The Goodwell Company Offers Consumers A Toothbrush That Lasts Forever

E-commerce startup The Goodwell Company is selling a $29.99 sustainable toothbrush that company founder Patrick Triato says is designed to last forever. Designed to be compostable, several accessories for the toothbrush include head replacements, floss, and tongue scrapers. These can be bought as a one-time purchase or through a subscription service offered by the company. Oral care sales are forecast to expand at 3.1 percent per year in the next five years, according to market research firm IBISWorld; however, the company faces serious competition in the market from major brands, including Procter & Gamble’s Oral-B.

Gwyneth Paltrow Partners With Juice Beauty Line Executive To Launch Line Of Organic Cosmetics

Actress Gwyneth Paltrow partnered with Karen Behnke, founding partner of Juice Beauty Brand, to launch a line of cosmetics made from certified organic ingredients. Citing her long-held worries about the effects of frequent makeup use as her main reason for launching the product line, Paltrow said she had wrongly believed that the cosmetics industry would regulate the ingredients in their products. According to the company, the brand aims to offer consumers with the luxury usually associated with high-end brands Chanel and Giorgio Armani at more affordable prices.

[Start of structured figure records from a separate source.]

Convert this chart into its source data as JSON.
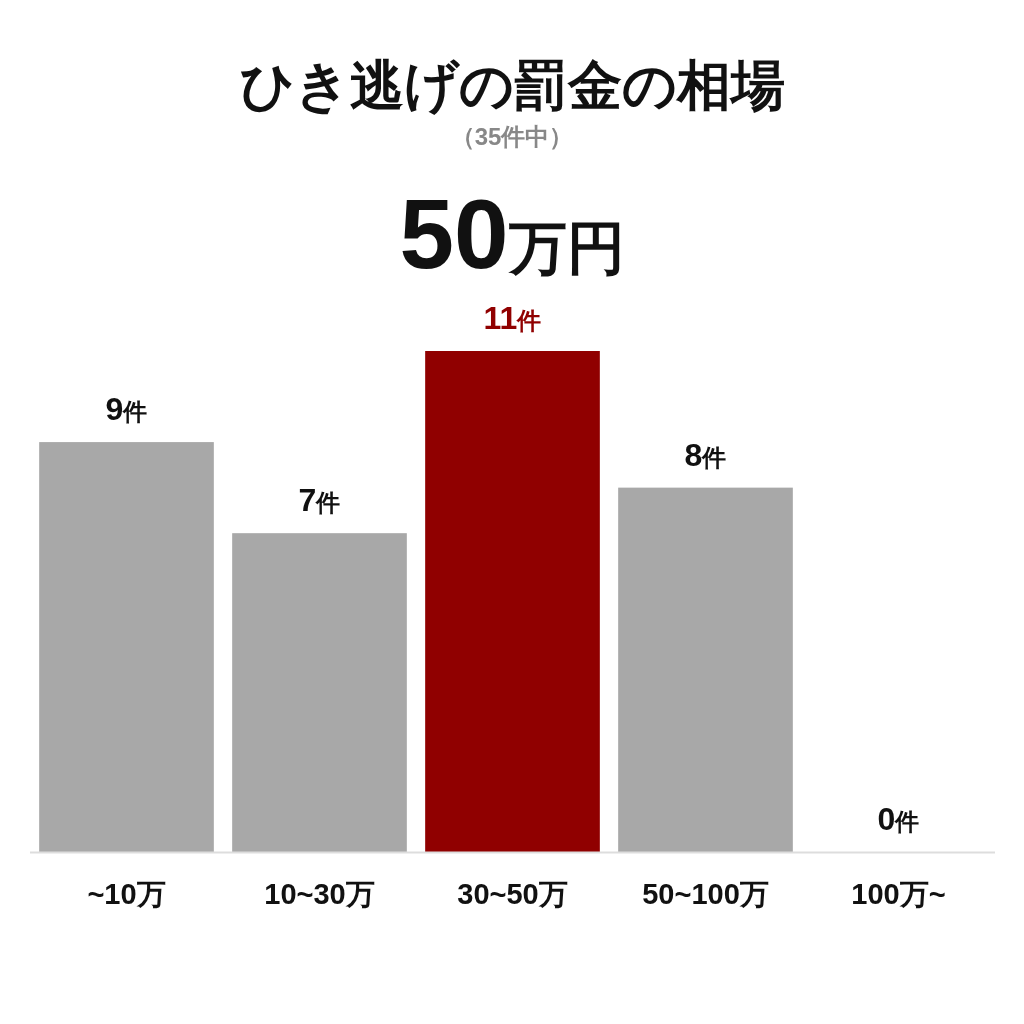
{
  "chart_data": {
    "type": "bar",
    "title": "ひき逃げの罰金の相場",
    "subtitle": "（35件中）",
    "annotations": [
      "50万円"
    ],
    "categories": [
      "~10万",
      "10~30万",
      "30~50万",
      "50~100万",
      "100万~"
    ],
    "values": [
      9,
      7,
      11,
      8,
      0
    ],
    "colors": [
      "#a8a8a8",
      "#a8a8a8",
      "#900000",
      "#a8a8a8",
      "#a8a8a8"
    ],
    "value_labels": [
      "9件",
      "7件",
      "11件",
      "8件",
      "0件"
    ]
  }
}
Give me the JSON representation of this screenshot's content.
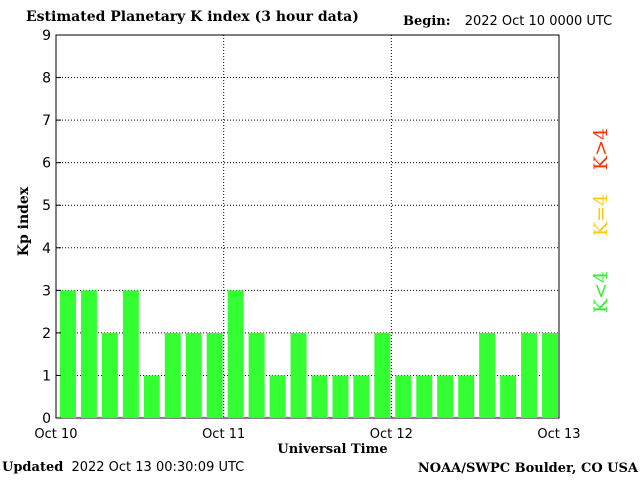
{
  "header": {
    "title": "Estimated Planetary K index (3 hour data)",
    "begin_label": "Begin:",
    "begin_value": "2022 Oct 10 0000 UTC"
  },
  "footer": {
    "updated_label": "Updated",
    "updated_value": "2022 Oct 13 00:30:09 UTC",
    "credit": "NOAA/SWPC Boulder, CO USA"
  },
  "legend": [
    {
      "label": "K>4",
      "color": "#ff3300"
    },
    {
      "label": "K=4",
      "color": "#ffcc00"
    },
    {
      "label": "K<4",
      "color": "#33ee33"
    }
  ],
  "chart_data": {
    "type": "bar",
    "title": "Estimated Planetary K index (3 hour data)",
    "xlabel": "Universal Time",
    "ylabel": "Kp index",
    "ylim": [
      0,
      9
    ],
    "yticks": [
      "0",
      "1",
      "2",
      "3",
      "4",
      "5",
      "6",
      "7",
      "8",
      "9"
    ],
    "xticks": [
      "Oct 10",
      "Oct 11",
      "Oct 12",
      "Oct 13"
    ],
    "grid": true,
    "bar_color": "#33ff33",
    "values": [
      3,
      3,
      2,
      3,
      1,
      2,
      2,
      2,
      3,
      2,
      1,
      2,
      1,
      1,
      1,
      2,
      1,
      1,
      1,
      1,
      2,
      1,
      2,
      2
    ]
  }
}
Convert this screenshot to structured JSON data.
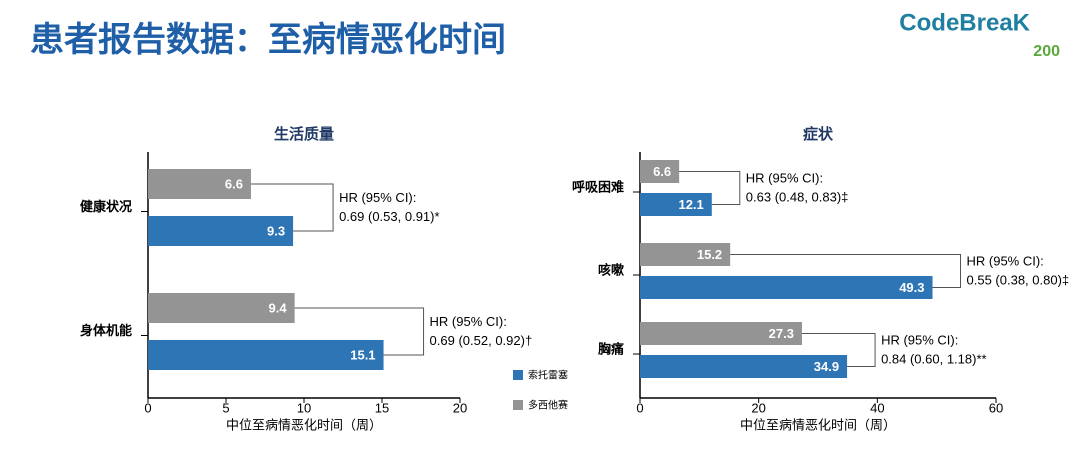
{
  "slide_title": "患者报告数据：至病情恶化时间",
  "logo": {
    "name": "CodeBreaK",
    "number": "200"
  },
  "chart_data": [
    {
      "type": "bar",
      "orientation": "horizontal",
      "title": "生活质量",
      "categories": [
        "健康状况",
        "身体机能"
      ],
      "series": [
        {
          "name": "多西他赛",
          "color": "#949494",
          "values": [
            6.6,
            9.4
          ]
        },
        {
          "name": "索托雷塞",
          "color": "#2e75b6",
          "values": [
            9.3,
            15.1
          ]
        }
      ],
      "xlim": [
        0,
        20
      ],
      "xticks": [
        0,
        5,
        10,
        15,
        20
      ],
      "xlabel": "中位至病情恶化时间（周）",
      "annotations": [
        [
          "HR (95% CI):",
          "0.69 (0.53, 0.91)*"
        ],
        [
          "HR (95% CI):",
          "0.69 (0.52, 0.92)†"
        ]
      ]
    },
    {
      "type": "bar",
      "orientation": "horizontal",
      "title": "症状",
      "categories": [
        "呼吸困难",
        "咳嗽",
        "胸痛"
      ],
      "series": [
        {
          "name": "多西他赛",
          "color": "#949494",
          "values": [
            6.6,
            15.2,
            27.3
          ]
        },
        {
          "name": "索托雷塞",
          "color": "#2e75b6",
          "values": [
            12.1,
            49.3,
            34.9
          ]
        }
      ],
      "xlim": [
        0,
        60
      ],
      "xticks": [
        0,
        20,
        40,
        60
      ],
      "xlabel": "中位至病情恶化时间（周）",
      "annotations": [
        [
          "HR (95% CI):",
          "0.63 (0.48, 0.83)‡"
        ],
        [
          "HR (95% CI):",
          "0.55 (0.38, 0.80)‡"
        ],
        [
          "HR (95% CI):",
          "0.84 (0.60, 1.18)**"
        ]
      ]
    }
  ]
}
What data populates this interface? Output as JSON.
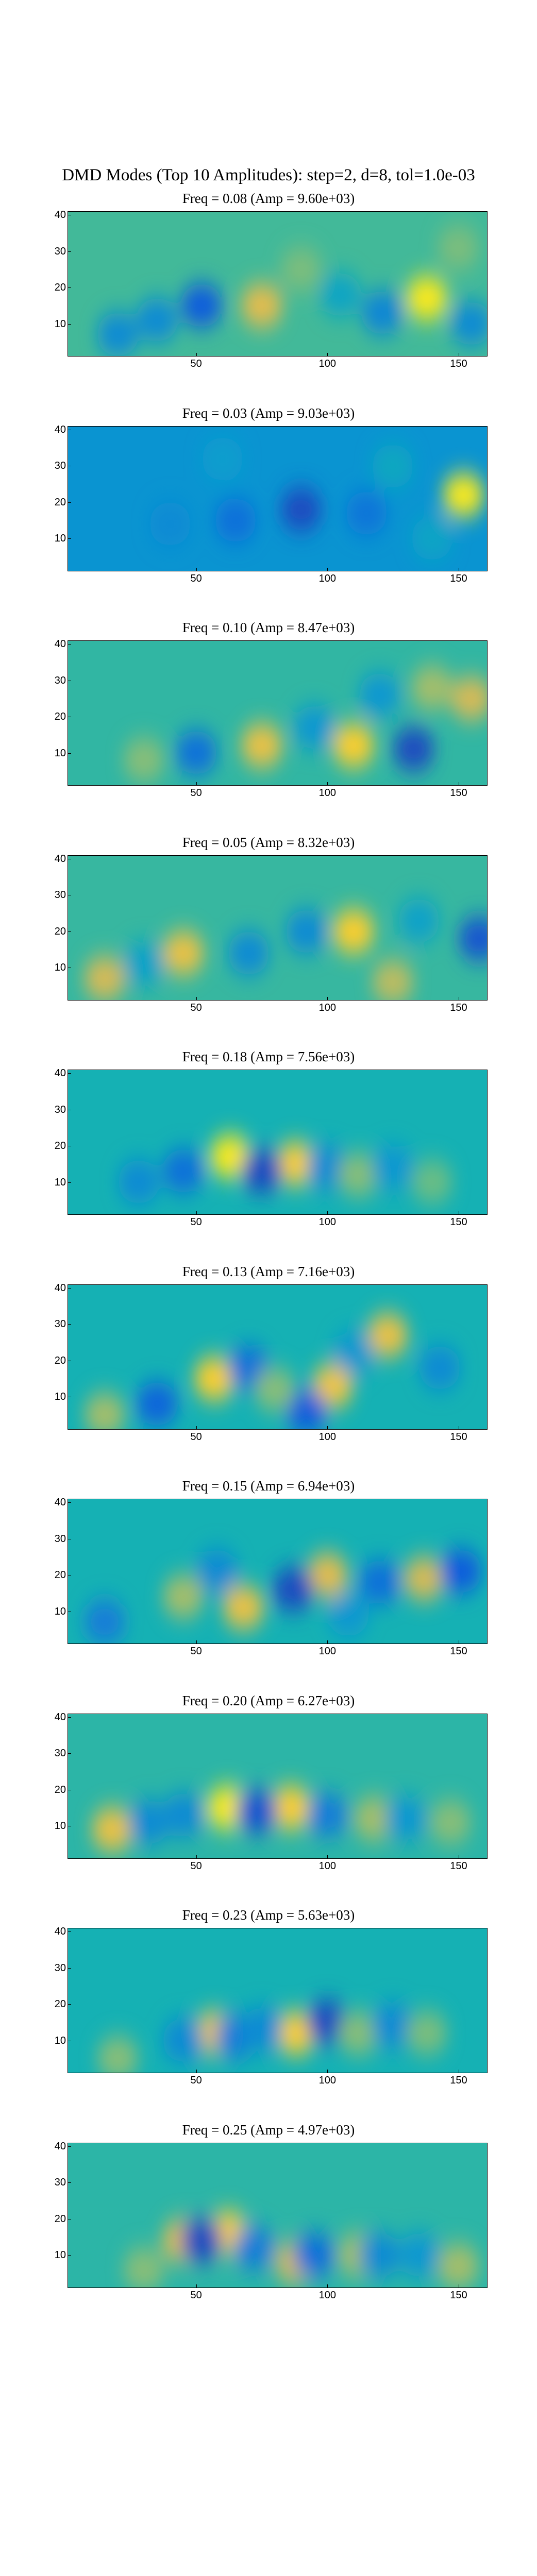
{
  "figure": {
    "title": "DMD Modes (Top 10 Amplitudes): step=2, d=8, tol=1.0e-03",
    "colormap": "parula",
    "background": "#ffffff"
  },
  "chart_data": [
    {
      "type": "heatmap",
      "title": "Freq = 0.08 (Amp = 9.60e+03)",
      "xlim": [
        1,
        161
      ],
      "ylim": [
        1,
        41
      ],
      "xticks": [
        50,
        100,
        150
      ],
      "yticks": [
        10,
        20,
        30,
        40
      ],
      "base_level": 0.58,
      "features": [
        {
          "x": 138,
          "y": 17,
          "value": 0.98
        },
        {
          "x": 75,
          "y": 15,
          "value": 0.88
        },
        {
          "x": 90,
          "y": 25,
          "value": 0.68
        },
        {
          "x": 52,
          "y": 15,
          "value": 0.12
        },
        {
          "x": 35,
          "y": 11,
          "value": 0.3
        },
        {
          "x": 105,
          "y": 18,
          "value": 0.42
        },
        {
          "x": 121,
          "y": 13,
          "value": 0.28
        },
        {
          "x": 150,
          "y": 31,
          "value": 0.68
        },
        {
          "x": 155,
          "y": 10,
          "value": 0.3
        },
        {
          "x": 20,
          "y": 7,
          "value": 0.3
        }
      ]
    },
    {
      "type": "heatmap",
      "title": "Freq = 0.03 (Amp = 9.03e+03)",
      "xlim": [
        1,
        161
      ],
      "ylim": [
        1,
        41
      ],
      "xticks": [
        50,
        100,
        150
      ],
      "yticks": [
        10,
        20,
        30,
        40
      ],
      "base_level": 0.34,
      "features": [
        {
          "x": 152,
          "y": 22,
          "value": 0.98
        },
        {
          "x": 90,
          "y": 18,
          "value": 0.08
        },
        {
          "x": 65,
          "y": 15,
          "value": 0.2
        },
        {
          "x": 115,
          "y": 17,
          "value": 0.22
        },
        {
          "x": 40,
          "y": 14,
          "value": 0.3
        },
        {
          "x": 125,
          "y": 30,
          "value": 0.44
        },
        {
          "x": 60,
          "y": 32,
          "value": 0.38
        },
        {
          "x": 140,
          "y": 10,
          "value": 0.42
        }
      ]
    },
    {
      "type": "heatmap",
      "title": "Freq = 0.10 (Amp = 8.47e+03)",
      "xlim": [
        1,
        161
      ],
      "ylim": [
        1,
        41
      ],
      "xticks": [
        50,
        100,
        150
      ],
      "yticks": [
        10,
        20,
        30,
        40
      ],
      "base_level": 0.55,
      "features": [
        {
          "x": 110,
          "y": 12,
          "value": 0.95
        },
        {
          "x": 75,
          "y": 12,
          "value": 0.9
        },
        {
          "x": 133,
          "y": 11,
          "value": 0.08
        },
        {
          "x": 50,
          "y": 10,
          "value": 0.2
        },
        {
          "x": 95,
          "y": 17,
          "value": 0.35
        },
        {
          "x": 155,
          "y": 25,
          "value": 0.85
        },
        {
          "x": 120,
          "y": 26,
          "value": 0.35
        },
        {
          "x": 30,
          "y": 8,
          "value": 0.7
        },
        {
          "x": 140,
          "y": 28,
          "value": 0.75
        }
      ]
    },
    {
      "type": "heatmap",
      "title": "Freq = 0.05 (Amp = 8.32e+03)",
      "xlim": [
        1,
        161
      ],
      "ylim": [
        1,
        41
      ],
      "xticks": [
        50,
        100,
        150
      ],
      "yticks": [
        10,
        20,
        30,
        40
      ],
      "base_level": 0.56,
      "features": [
        {
          "x": 110,
          "y": 20,
          "value": 0.95
        },
        {
          "x": 45,
          "y": 14,
          "value": 0.9
        },
        {
          "x": 158,
          "y": 18,
          "value": 0.1
        },
        {
          "x": 92,
          "y": 20,
          "value": 0.3
        },
        {
          "x": 70,
          "y": 14,
          "value": 0.3
        },
        {
          "x": 135,
          "y": 23,
          "value": 0.4
        },
        {
          "x": 15,
          "y": 7,
          "value": 0.85
        },
        {
          "x": 125,
          "y": 6,
          "value": 0.8
        },
        {
          "x": 30,
          "y": 11,
          "value": 0.4
        }
      ]
    },
    {
      "type": "heatmap",
      "title": "Freq = 0.18 (Amp = 7.56e+03)",
      "xlim": [
        1,
        161
      ],
      "ylim": [
        1,
        41
      ],
      "xticks": [
        50,
        100,
        150
      ],
      "yticks": [
        10,
        20,
        30,
        40
      ],
      "base_level": 0.5,
      "features": [
        {
          "x": 63,
          "y": 17,
          "value": 0.98
        },
        {
          "x": 88,
          "y": 15,
          "value": 0.95
        },
        {
          "x": 75,
          "y": 13,
          "value": 0.08
        },
        {
          "x": 45,
          "y": 13,
          "value": 0.2
        },
        {
          "x": 100,
          "y": 14,
          "value": 0.3
        },
        {
          "x": 112,
          "y": 12,
          "value": 0.7
        },
        {
          "x": 125,
          "y": 14,
          "value": 0.35
        },
        {
          "x": 140,
          "y": 10,
          "value": 0.65
        },
        {
          "x": 28,
          "y": 10,
          "value": 0.3
        }
      ]
    },
    {
      "type": "heatmap",
      "title": "Freq = 0.13 (Amp = 7.16e+03)",
      "xlim": [
        1,
        161
      ],
      "ylim": [
        1,
        41
      ],
      "xticks": [
        50,
        100,
        150
      ],
      "yticks": [
        10,
        20,
        30,
        40
      ],
      "base_level": 0.5,
      "features": [
        {
          "x": 57,
          "y": 15,
          "value": 0.95
        },
        {
          "x": 102,
          "y": 13,
          "value": 0.92
        },
        {
          "x": 123,
          "y": 27,
          "value": 0.9
        },
        {
          "x": 35,
          "y": 8,
          "value": 0.15
        },
        {
          "x": 70,
          "y": 18,
          "value": 0.2
        },
        {
          "x": 92,
          "y": 6,
          "value": 0.12
        },
        {
          "x": 110,
          "y": 22,
          "value": 0.35
        },
        {
          "x": 143,
          "y": 18,
          "value": 0.3
        },
        {
          "x": 80,
          "y": 12,
          "value": 0.7
        },
        {
          "x": 15,
          "y": 5,
          "value": 0.75
        }
      ]
    },
    {
      "type": "heatmap",
      "title": "Freq = 0.15 (Amp = 6.94e+03)",
      "xlim": [
        1,
        161
      ],
      "ylim": [
        1,
        41
      ],
      "xticks": [
        50,
        100,
        150
      ],
      "yticks": [
        10,
        20,
        30,
        40
      ],
      "base_level": 0.5,
      "features": [
        {
          "x": 68,
          "y": 11,
          "value": 0.9
        },
        {
          "x": 100,
          "y": 20,
          "value": 0.88
        },
        {
          "x": 137,
          "y": 19,
          "value": 0.85
        },
        {
          "x": 87,
          "y": 16,
          "value": 0.08
        },
        {
          "x": 120,
          "y": 18,
          "value": 0.2
        },
        {
          "x": 151,
          "y": 21,
          "value": 0.12
        },
        {
          "x": 108,
          "y": 9,
          "value": 0.35
        },
        {
          "x": 58,
          "y": 21,
          "value": 0.3
        },
        {
          "x": 45,
          "y": 14,
          "value": 0.75
        },
        {
          "x": 15,
          "y": 7,
          "value": 0.25
        }
      ]
    },
    {
      "type": "heatmap",
      "title": "Freq = 0.20 (Amp = 6.27e+03)",
      "xlim": [
        1,
        161
      ],
      "ylim": [
        1,
        41
      ],
      "xticks": [
        50,
        100,
        150
      ],
      "yticks": [
        10,
        20,
        30,
        40
      ],
      "base_level": 0.54,
      "features": [
        {
          "x": 62,
          "y": 15,
          "value": 0.98
        },
        {
          "x": 86,
          "y": 15,
          "value": 0.95
        },
        {
          "x": 73,
          "y": 14,
          "value": 0.1
        },
        {
          "x": 100,
          "y": 13,
          "value": 0.25
        },
        {
          "x": 45,
          "y": 13,
          "value": 0.3
        },
        {
          "x": 18,
          "y": 9,
          "value": 0.9
        },
        {
          "x": 32,
          "y": 11,
          "value": 0.3
        },
        {
          "x": 118,
          "y": 12,
          "value": 0.75
        },
        {
          "x": 130,
          "y": 12,
          "value": 0.35
        },
        {
          "x": 147,
          "y": 11,
          "value": 0.7
        }
      ]
    },
    {
      "type": "heatmap",
      "title": "Freq = 0.23 (Amp = 5.63e+03)",
      "xlim": [
        1,
        161
      ],
      "ylim": [
        1,
        41
      ],
      "xticks": [
        50,
        100,
        150
      ],
      "yticks": [
        10,
        20,
        30,
        40
      ],
      "base_level": 0.5,
      "features": [
        {
          "x": 57,
          "y": 12,
          "value": 0.92
        },
        {
          "x": 88,
          "y": 12,
          "value": 0.95
        },
        {
          "x": 100,
          "y": 15,
          "value": 0.08
        },
        {
          "x": 65,
          "y": 11,
          "value": 0.25
        },
        {
          "x": 75,
          "y": 13,
          "value": 0.3
        },
        {
          "x": 45,
          "y": 10,
          "value": 0.3
        },
        {
          "x": 112,
          "y": 12,
          "value": 0.7
        },
        {
          "x": 125,
          "y": 14,
          "value": 0.3
        },
        {
          "x": 138,
          "y": 12,
          "value": 0.68
        },
        {
          "x": 20,
          "y": 5,
          "value": 0.7
        }
      ]
    },
    {
      "type": "heatmap",
      "title": "Freq = 0.25 (Amp = 4.97e+03)",
      "xlim": [
        1,
        161
      ],
      "ylim": [
        1,
        41
      ],
      "xticks": [
        50,
        100,
        150
      ],
      "yticks": [
        10,
        20,
        30,
        40
      ],
      "base_level": 0.54,
      "features": [
        {
          "x": 62,
          "y": 16,
          "value": 0.95
        },
        {
          "x": 45,
          "y": 14,
          "value": 0.88
        },
        {
          "x": 52,
          "y": 14,
          "value": 0.08
        },
        {
          "x": 72,
          "y": 12,
          "value": 0.25
        },
        {
          "x": 88,
          "y": 8,
          "value": 0.85
        },
        {
          "x": 95,
          "y": 10,
          "value": 0.2
        },
        {
          "x": 112,
          "y": 10,
          "value": 0.75
        },
        {
          "x": 120,
          "y": 10,
          "value": 0.3
        },
        {
          "x": 30,
          "y": 6,
          "value": 0.7
        },
        {
          "x": 150,
          "y": 7,
          "value": 0.75
        },
        {
          "x": 135,
          "y": 10,
          "value": 0.35
        }
      ]
    }
  ]
}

Aldi Australia Bans Microbeads From Its Personal Care Products

Supermarket chain Aldi Australia said it will remove plastic microbeads from its own-brand personal care products by 2017. Joining other retailers Coles and Woolworths, Aldi said it will replace microbeads with natural ingredients. Environmentalist Jon Dee, one of the leading campaigners for a ban on microbeads, commended Aldi for its decision.